The conventional approaches often use complex and costly substrate surface preparation techniques such as flame treatment, corona discharge, plasma treatment, oxidation by ozone or oxidizing acids, and sputter etching. Alternatively, the substrate surface may be primed by coating it with a high surface energy material. However, to achieve adequate adhesion of the primer, it may be necessary to first use the surface preparation techniques described above. All of these techniques are well known, as reported in
Treatise on Adhesion and Adhesives
(J. D. Minford, editor, Marcel Dekker, 1991, New York, volume 7, pages 333 to 435). The known approaches are frequently customized for use with specific substrates. As a result, they may not be useful for bonding low surface energy plastic substrates generally.
Moreover, the complexity and cost of the presently known approaches do not render them particularly suitable for use by the retail consumer (e.g., home repairs, do-it-yourselfers, etc.) or in low volume operations.

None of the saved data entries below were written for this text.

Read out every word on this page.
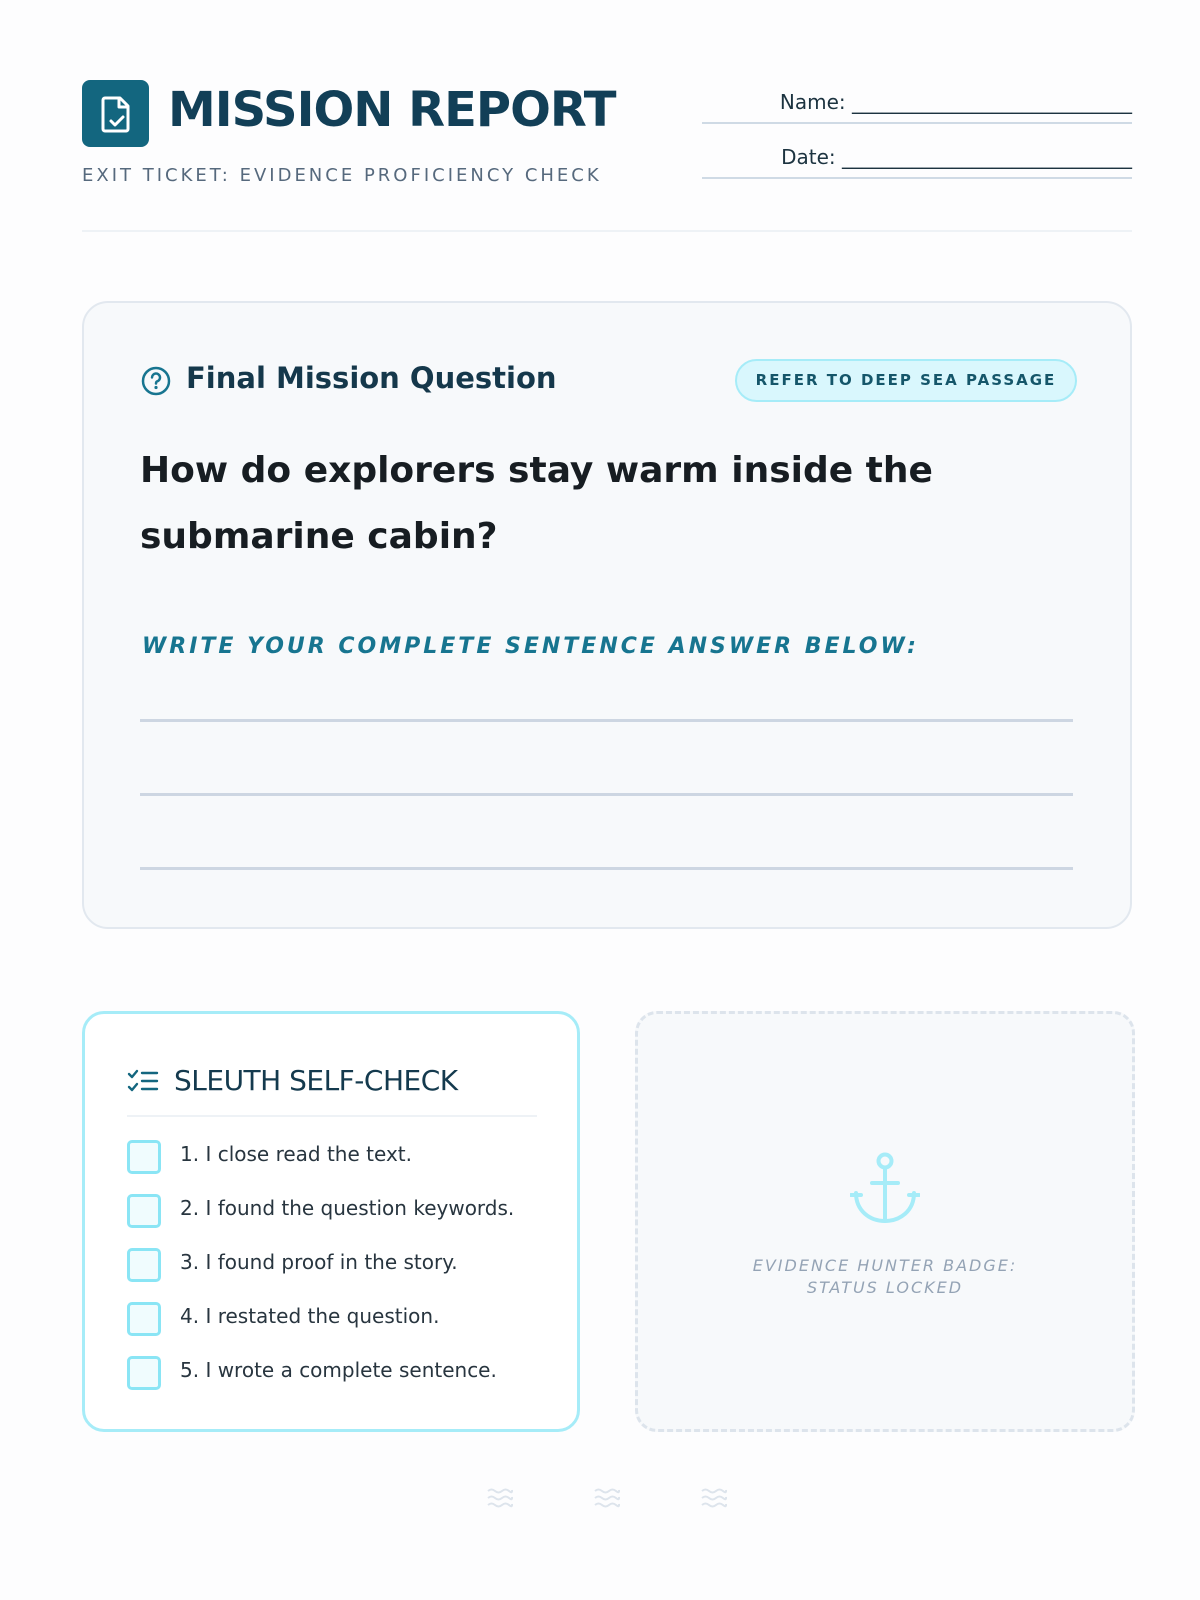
MISSION REPORT
EXIT TICKET: EVIDENCE PROFICIENCY CHECK
Name: ____________________________
Date: _____________________________
Final Mission Question	REFER TO DEEP SEA PASSAGE
How do explorers stay warm inside the submarine cabin?
WRITE YOUR COMPLETE SENTENCE ANSWER BELOW:
SLEUTH SELF-CHECK
1. I close read the text.
2. I found the question keywords.
3. I found proof in the story.
4. I restated the question.
5. I wrote a complete sentence.
EVIDENCE HUNTER BADGE:
STATUS LOCKED
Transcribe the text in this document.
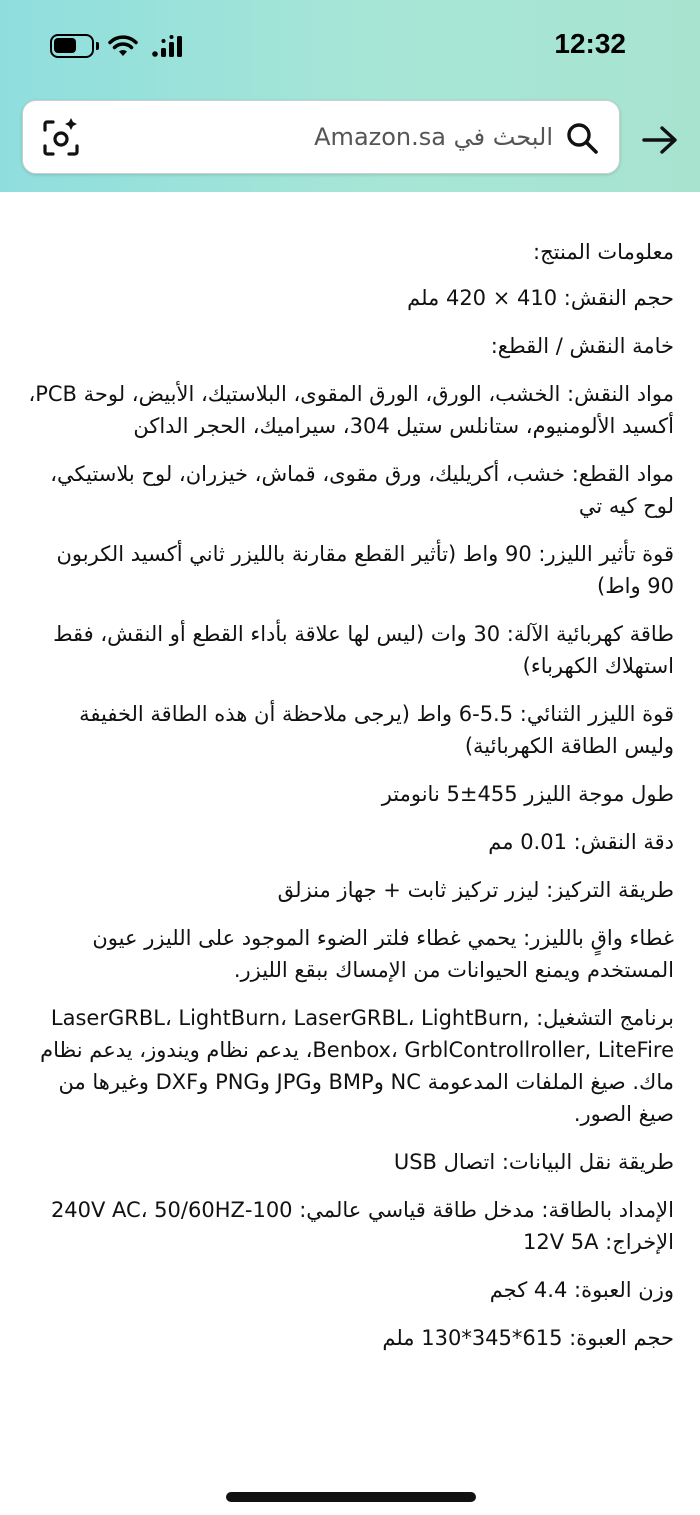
12:32
البحث في Amazon.sa

معلومات المنتج:

حجم النقش: 410 × 420 ملم

خامة النقش / القطع:

مواد النقش: الخشب، الورق، الورق المقوى، البلاستيك، الأبيض، لوحة PCB، أكسيد الألومنيوم، ستانلس ستيل 304، سيراميك، الحجر الداكن

مواد القطع: خشب، أكريليك، ورق مقوى، قماش، خيزران، لوح بلاستيكي، لوح كيه تي

قوة تأثير الليزر: 90 واط (تأثير القطع مقارنة بالليزر ثاني أكسيد الكربون 90 واط)

طاقة كهربائية الآلة: 30 وات (ليس لها علاقة بأداء القطع أو النقش، فقط استهلاك الكهرباء)

قوة الليزر الثنائي: 5.5-6 واط (يرجى ملاحظة أن هذه الطاقة الخفيفة وليس الطاقة الكهربائية)

طول موجة الليزر 455±5 نانومتر

دقة النقش: 0.01 مم

طريقة التركيز: ليزر تركيز ثابت + جهاز منزلق

غطاء واقٍ بالليزر: يحمي غطاء فلتر الضوء الموجود على الليزر عيون المستخدم ويمنع الحيوانات من الإمساك ببقع الليزر.

برنامج التشغيل: LaserGRBL، LightBurn، LaserGRBL، LightBurn, Benbox، GrblControllroller, LiteFire، يدعم نظام ويندوز، يدعم نظام ماك. صيغ الملفات المدعومة NC وBMP وJPG وPNG وDXF وغيرها من صيغ الصور.

طريقة نقل البيانات: اتصال USB

الإمداد بالطاقة: مدخل طاقة قياسي عالمي: 100-240V AC، 50/60HZ الإخراج: 12V 5A

وزن العبوة: 4.4 كجم

حجم العبوة: 615*345*130 ملم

One vexing problem is the repair of many inexpensive everyday household articles that are made of polyethylene, polypropylene or polystyrene such as trash baskets, laundry baskets and toys.
Consequently, there has been a considerable and long felt need for a simple, easy to use adhesive that can readily bond a wide variety of substrates, especially low surface energy materials, such as polyethylene, polypropylene and polytetrafluoroethylene, without requiring complicated surface preparation, priming and the like.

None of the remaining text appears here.